Comparing distributions: $\ell_1$ geometry improves kernel two-sample testing

Are two sets of observations drawn from the same distribution? This problem is a two-sample test. Kernel methods lead to many appealing properties. Indeed state-of-the-art approaches use the $L^2$ distance between kernel-based distribution representatives to derive their test statistics. Here, we show that $L^p$ distances (with $p\geq 1$) between these distribution representatives give metrics on the space of distributions that are well-behaved to detect differences between distributions as they metrize the weak convergence. Moreover, for analytic kernels, we show that the $L^1$ geometry gives improved testing power for scalable computational procedures.
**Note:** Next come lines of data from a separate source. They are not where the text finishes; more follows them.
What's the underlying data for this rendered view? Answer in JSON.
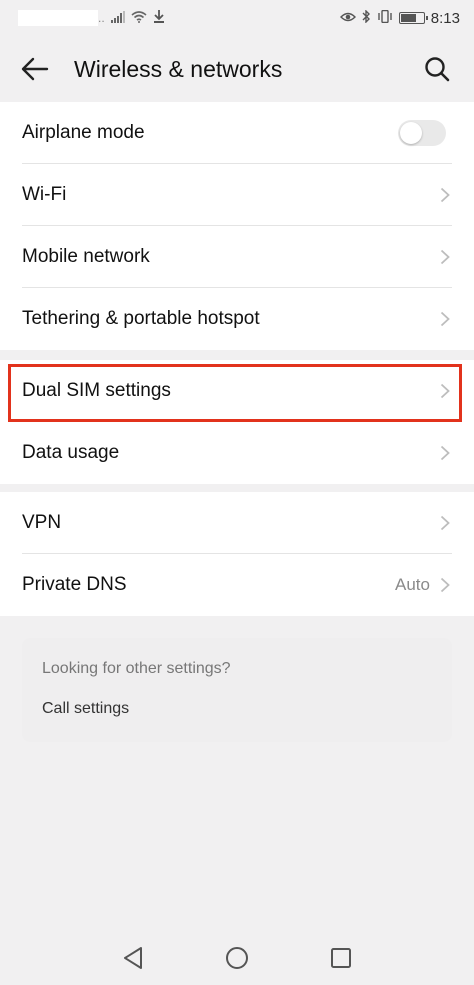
{
  "status_bar": {
    "carrier_suffix": "..",
    "time": "8:13",
    "icons": [
      "signal-icon",
      "wifi-icon",
      "download-icon",
      "eye-icon",
      "bluetooth-icon",
      "vibrate-icon",
      "battery-icon"
    ]
  },
  "header": {
    "title": "Wireless & networks",
    "back_icon": "back-arrow-icon",
    "search_icon": "search-icon"
  },
  "groups": [
    {
      "items": [
        {
          "label": "Airplane mode",
          "control": "toggle",
          "toggle_on": false
        },
        {
          "label": "Wi-Fi",
          "control": "chevron"
        },
        {
          "label": "Mobile network",
          "control": "chevron"
        },
        {
          "label": "Tethering & portable hotspot",
          "control": "chevron"
        }
      ]
    },
    {
      "items": [
        {
          "label": "Dual SIM settings",
          "control": "chevron",
          "highlighted": true
        },
        {
          "label": "Data usage",
          "control": "chevron"
        }
      ]
    },
    {
      "items": [
        {
          "label": "VPN",
          "control": "chevron"
        },
        {
          "label": "Private DNS",
          "value": "Auto",
          "control": "chevron"
        }
      ]
    }
  ],
  "suggestions": {
    "question": "Looking for other settings?",
    "link": "Call settings"
  },
  "nav_bar": {
    "icons": [
      "back-triangle-icon",
      "home-circle-icon",
      "recents-square-icon"
    ]
  },
  "colors": {
    "highlight": "#e2321c",
    "background": "#f1f0f1"
  }
}
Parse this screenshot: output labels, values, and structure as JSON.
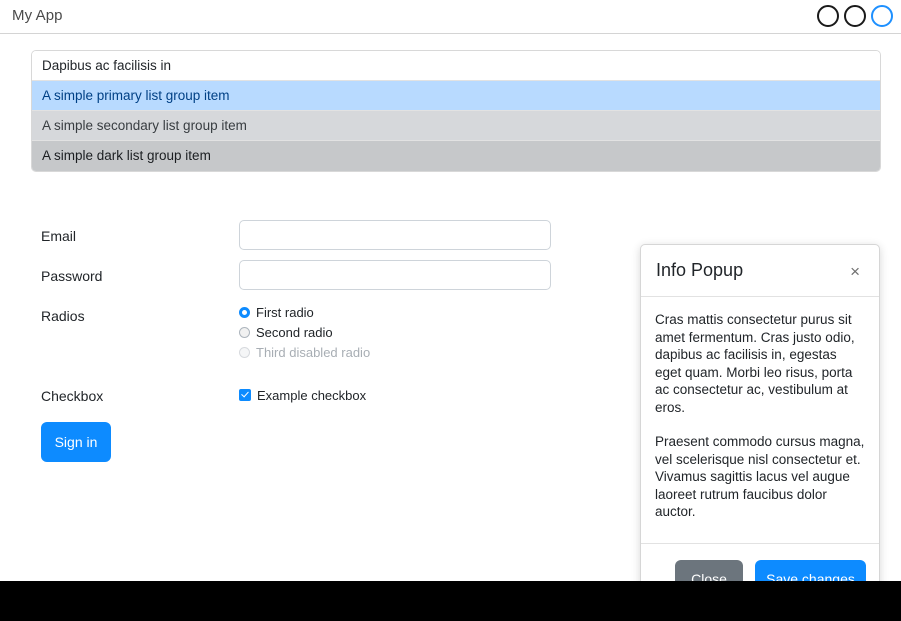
{
  "window": {
    "title": "My App",
    "controls": [
      {
        "name": "minimize-circle",
        "state": "normal"
      },
      {
        "name": "maximize-circle",
        "state": "normal"
      },
      {
        "name": "close-circle",
        "state": "active"
      }
    ]
  },
  "list_group": {
    "items": [
      {
        "label": "Dapibus ac facilisis in",
        "variant": "default"
      },
      {
        "label": "A simple primary list group item",
        "variant": "primary"
      },
      {
        "label": "A simple secondary list group item",
        "variant": "secondary"
      },
      {
        "label": "A simple dark list group item",
        "variant": "dark"
      }
    ]
  },
  "form": {
    "email": {
      "label": "Email",
      "value": "",
      "placeholder": ""
    },
    "password": {
      "label": "Password",
      "value": "",
      "placeholder": ""
    },
    "radios": {
      "label": "Radios",
      "options": [
        {
          "label": "First radio",
          "checked": true,
          "disabled": false
        },
        {
          "label": "Second radio",
          "checked": false,
          "disabled": false
        },
        {
          "label": "Third disabled radio",
          "checked": false,
          "disabled": true
        }
      ]
    },
    "checkbox": {
      "label": "Checkbox",
      "option_label": "Example checkbox",
      "checked": true
    },
    "submit_label": "Sign in"
  },
  "popup": {
    "title": "Info Popup",
    "close_icon": "×",
    "paragraphs": [
      "Cras mattis consectetur purus sit amet fermentum. Cras justo odio, dapibus ac facilisis in, egestas eget quam. Morbi leo risus, porta ac consectetur ac, vestibulum at eros.",
      "Praesent commodo cursus magna, vel scelerisque nisl consectetur et. Vivamus sagittis lacus vel augue laoreet rutrum faucibus dolor auctor."
    ],
    "close_label": "Close",
    "save_label": "Save changes"
  },
  "colors": {
    "accent": "#0d8bff",
    "secondary": "#6c757d",
    "list_primary_bg": "#b8daff",
    "list_secondary_bg": "#d6d8db",
    "list_dark_bg": "#c6c8ca",
    "page_background": "#000000"
  }
}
Specifically, we derive a finite dimensional approximation of the metric given as the $\ell_1$ norm of a vector which captures differences of expectations of analytic functions evaluated at spatial locations or frequencies (i.e, features). The features can be chosen to maximize the differences of the distributions and give interpretable indications of how they differs. Using an $\ell_1$ norm gives better detection because differences between representatives are dense as we use analytic kernels (non-zero almost everywhere). The tests are consistent, while much faster than state-of-the-art quadratic-time kernel-based tests. Experiments on artificial and real-world problems demonstrate improved power/time tradeoff than the state of the art, based on $\ell_2$ norms, and in some cases, better outright power than even the most expensive quadratic-time tests. This performance gain is retained even in high dimensions.